Depletion of myeloid-derived suppressor cells (MDSCs) by systemic delivery of Gr1 antibody does not alter the effects of intracranial interleukin-12 (IL-12) immunotherapy. (a) MDSC depletion does not affect the survival of animals treated with IL-12 gene therapy. One week after establishing GL261-OVA tumors, mice were injected intracranially with phosphate-buffered saline (PBS), Ad.GFP or Ad.mIL12 with or without MDSC depletion. (b) The effect of Gr1-Ab depletion on induction of CD8 T-cell recruitment in the brain (i) and quantification of immune memory response to OVA in intracranial CD8 T cells (ii).

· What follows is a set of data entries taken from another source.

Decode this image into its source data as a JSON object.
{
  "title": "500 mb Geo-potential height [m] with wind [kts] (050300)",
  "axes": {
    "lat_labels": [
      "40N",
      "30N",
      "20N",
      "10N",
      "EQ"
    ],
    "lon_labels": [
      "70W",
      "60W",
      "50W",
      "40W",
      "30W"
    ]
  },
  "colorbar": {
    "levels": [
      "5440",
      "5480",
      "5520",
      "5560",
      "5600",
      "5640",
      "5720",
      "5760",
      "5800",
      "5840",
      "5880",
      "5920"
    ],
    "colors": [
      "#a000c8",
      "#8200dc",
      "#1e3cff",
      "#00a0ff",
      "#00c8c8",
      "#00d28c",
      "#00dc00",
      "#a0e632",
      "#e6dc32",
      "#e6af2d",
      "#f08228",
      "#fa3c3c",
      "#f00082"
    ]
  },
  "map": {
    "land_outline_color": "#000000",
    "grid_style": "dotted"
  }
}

Immune cells from animals bearing orthotopic GL261-OVA glioma and treated with IL-12 in the presence or absence of MDSC depletion were segregated from whole brain homogenate via a Percoll gradient and stimulated as shown in the figure with either control (Sc peptide) or OVA peptide in the presence of costimulatory signals from CD28/CD49b antibodies. Interferon-γ (IFN-γ) induction was quantified by flow cytometry. ND, none detected; NS, nonsignificant difference; *P<0.05.

Figure 4

Myeloid dendritic cells (mDCs) infiltrate glioma at greater numbers after interleukin-12 (IL-12) immunotherapy. (a) Quantification of DC numbers in comparison with myeloid-derived suppressor cells (MDSCs) was carried out by flow cytometry and cell counting. (b) Ad.mIL12 increases the intracranial presence of mDCs (i) without altering their major histocompatibility complex (MHC) class II expression (ii); representative flow plot depicted below the graph). (c) Ad.mIL12 decreases the presence of pDCs (i) while increasing their MHC class II expression (ii; representative flow plot depicted below the graph). NS, nonsignificant difference; *P<0.05.